Living history speaker Ken Hamilton to examine Warwicks Native American roots

WARWICK The Warwick Historical Society will host living history speaker Ken Hamilton on Tuesday, Aug. 7, at the A.W. Buckbee Center in Warwick.
Hamilton, an expert on the Algonquian-speaking cultures of the northeast, is a 17th and 18th century Native Woodland interpreter who will speak on Native American life and the material culture that would have existed in the nearby and one-time Lenni-Lenape settlement Mistucky at the southern end of the current Village of Warwick, as well as places like the Pochuck, Black Rock, and Longhouse creeks, Sugar Loaf Mountain, and the Black Dirt. By the 1780s, the last vestiges of Native American settlement consisted of five surviving inhabited wigwams near the town line on the current Colonial Avenue.
The talk will include a slide show and authentic trade objects from the period as well as historically accurate artifacts of Hamiltons own making including axes, tomahawks, pipes and brooches.
Consultant to museums and films
Hamilton has provided the material culture for museum presentations like the Wapanoag Village at Plimoth Plantation and the William Johnson House in upstate New York, among others. His work has also included consultation and costume for such productions as Michael Manns The Last of the Mohicans.
Hamilton will be in Warwick to present an historical camp set-up, including a wigwam he will sleep in, and programming for the Warwick Historical Societys Summer History Camp for Kids, which is scheduled for Aug. 6 through 10.
Hamilton is a professional interpreter who has developed programs for he presents at schools in Maine, New York and other states as well as sites like Fort Ticonderoga.
A treat to meet him A resident of Corinth, Me., Hamilton is an historical reproduction artist applying his skills in blacksmithing, stone carving, silversmithing, among others to create authentic colonial era material culture.

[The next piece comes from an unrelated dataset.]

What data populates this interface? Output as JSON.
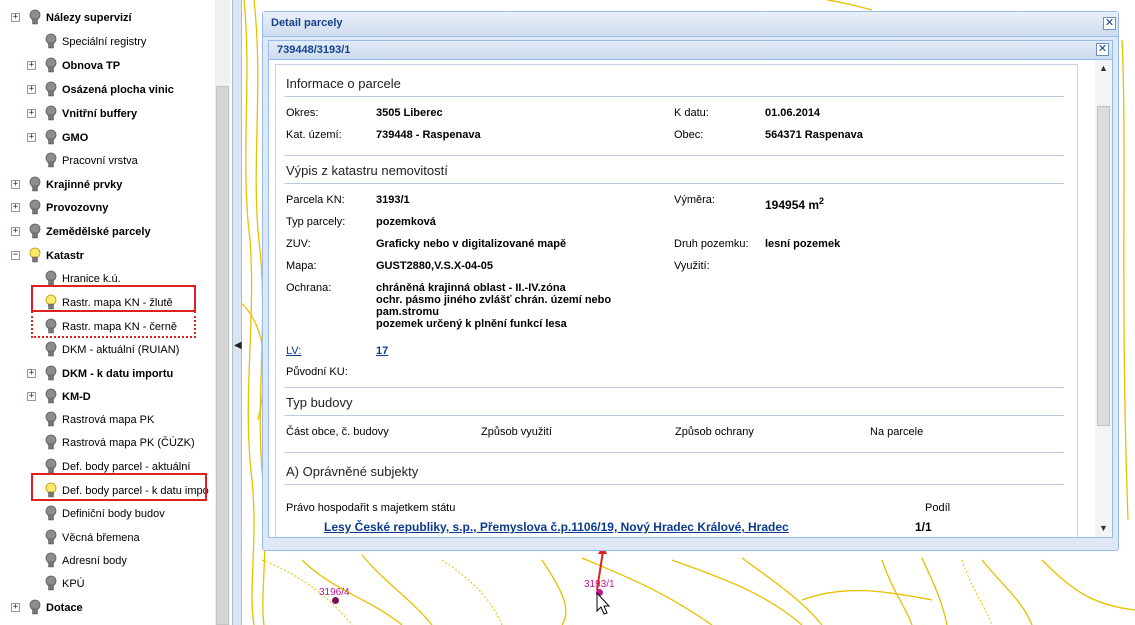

At one outdoor history program for middle school students I organized in Maine in recent years, said Historical Society director Dr. Robert Schmick, Hamilton, dressed in authentic period Wabanaki costume, and having set up his camp of trade objects, birch bark canoe and the like next to a pond with beaver gnawed tree stumps, cast a spell over the whole group and transported us all back to the northeastern frontier of the 18th century. Its a treat to meet him.
Essential information Ken Hamiltons program will run from 7 to 8:30 p.m., Tuesday, Aug. 7, at the A.W. Buckbee Center.
The historical societys A.W. Buckbee Center is situated in the old Albert Wisner Library at 2 Colonial Ave. in Warwick.
Refreshments served. Suggested admission:$10.
Proceeds to benefit the 501c3 nonprofit.